UCD Complex and Adaptive Systems Laboratory, University College Dublin, Dublin, Ireland.
BMC Bioinformatics. 2010 Jan 7;11:14. doi: 10.1186/1471-2105-11-14.
Large datasets of protein interactions provide a rich resource for the discovery of Short Linear Motifs (SLiMs) that recur in unrelated proteins. However, existing methods for estimating the probability of motif recurrence may be biased by the size and composition of the search dataset, such that p-value estimates from different datasets, or from motifs containing different numbers of non-wildcard positions, are not strictly comparable. Here, we develop more exact methods and explore the potential biases of computationally efficient approximations.
A widely used heuristic for the calculation of motif over-representation approximates motif probability by assuming that all proteins have the same length and composition. We introduce pv, which calculates the probability exactly. Secondly, the recently introduced SLiMFinder statistic Sig, accounts for multiple testing (across all possible motifs) in motif discovery. However, it approximates the probability of all other possible motifs, occurring with a score of p or less, as being equal to p. Here, we show that the exhaustive calculation of the probability of all possible motif occurrences that are as rare or rarer than the motif of interest, Sig', may be carried out efficiently by grouping motifs of a common probability (i.e. those which have permuted orders of the same residues). Sig'v, which corrects both approximations, is shown to be uniformly distributed in a random dataset when searching for non-ambiguous motifs, indicating that it is a robust significance measure.

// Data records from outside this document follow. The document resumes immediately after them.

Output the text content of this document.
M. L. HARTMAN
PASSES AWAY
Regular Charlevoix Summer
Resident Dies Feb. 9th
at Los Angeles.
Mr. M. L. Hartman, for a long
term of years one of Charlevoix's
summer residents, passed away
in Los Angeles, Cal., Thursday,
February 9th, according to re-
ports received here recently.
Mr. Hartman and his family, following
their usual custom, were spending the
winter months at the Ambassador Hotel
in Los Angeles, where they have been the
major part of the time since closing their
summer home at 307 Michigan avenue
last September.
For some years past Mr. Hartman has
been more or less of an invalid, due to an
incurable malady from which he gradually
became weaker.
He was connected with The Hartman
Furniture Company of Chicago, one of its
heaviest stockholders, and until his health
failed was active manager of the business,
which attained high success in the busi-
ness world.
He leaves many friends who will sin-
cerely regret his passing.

A method is presented to compute exactly the true probability of a non-ambiguous short protein sequence motif, and the utility of an approximate approach for novel motif discovery across a large number of datasets is demonstrated.
蛋白质相互作用的大型数据集为发现重复出现在不相关蛋白质中的短线性基序(SLiM)提供了丰富的资源。然而,用于估计基序重复概率的现有方法可能会受到搜索数据集的大小和组成的影响,因此来自不同数据集或包含不同数量非通配位置的基序的 p 值估计值并不完全可比。在这里,我们开发了更精确的方法,并探讨了计算效率高的近似方法的潜在偏差。
计算基序过度表示的一种广泛使用的启发式方法通过假设所有蛋白质具有相同的长度和组成来近似基序概率。我们引入 pv,它可以准确地计算概率。其次,最近引入的 SLiMFinder 统计量 Sig 在基序发现中考虑了多重检验(针对所有可能的基序)。然而,它将所有其他可能的基序(得分 p 或更低)的概率近似为 p。在这里,我们表明,可以通过对与感兴趣的基序一样罕见或更罕见的所有可能基序的出现概率进行穷举计算来有效地计算 Sig',即通过对具有相同残基排列的基序进行分组。Sig'v 纠正了这两个近似值,当在随机数据集中搜索非歧义基序时,它均匀分布,表明它是一种稳健的显著度量。
提出了一种方法来准确计算非歧义短蛋白质序列基序的真实概率,并展示了一种用于在大量数据集上进行新基序发现的近似方法的实用性。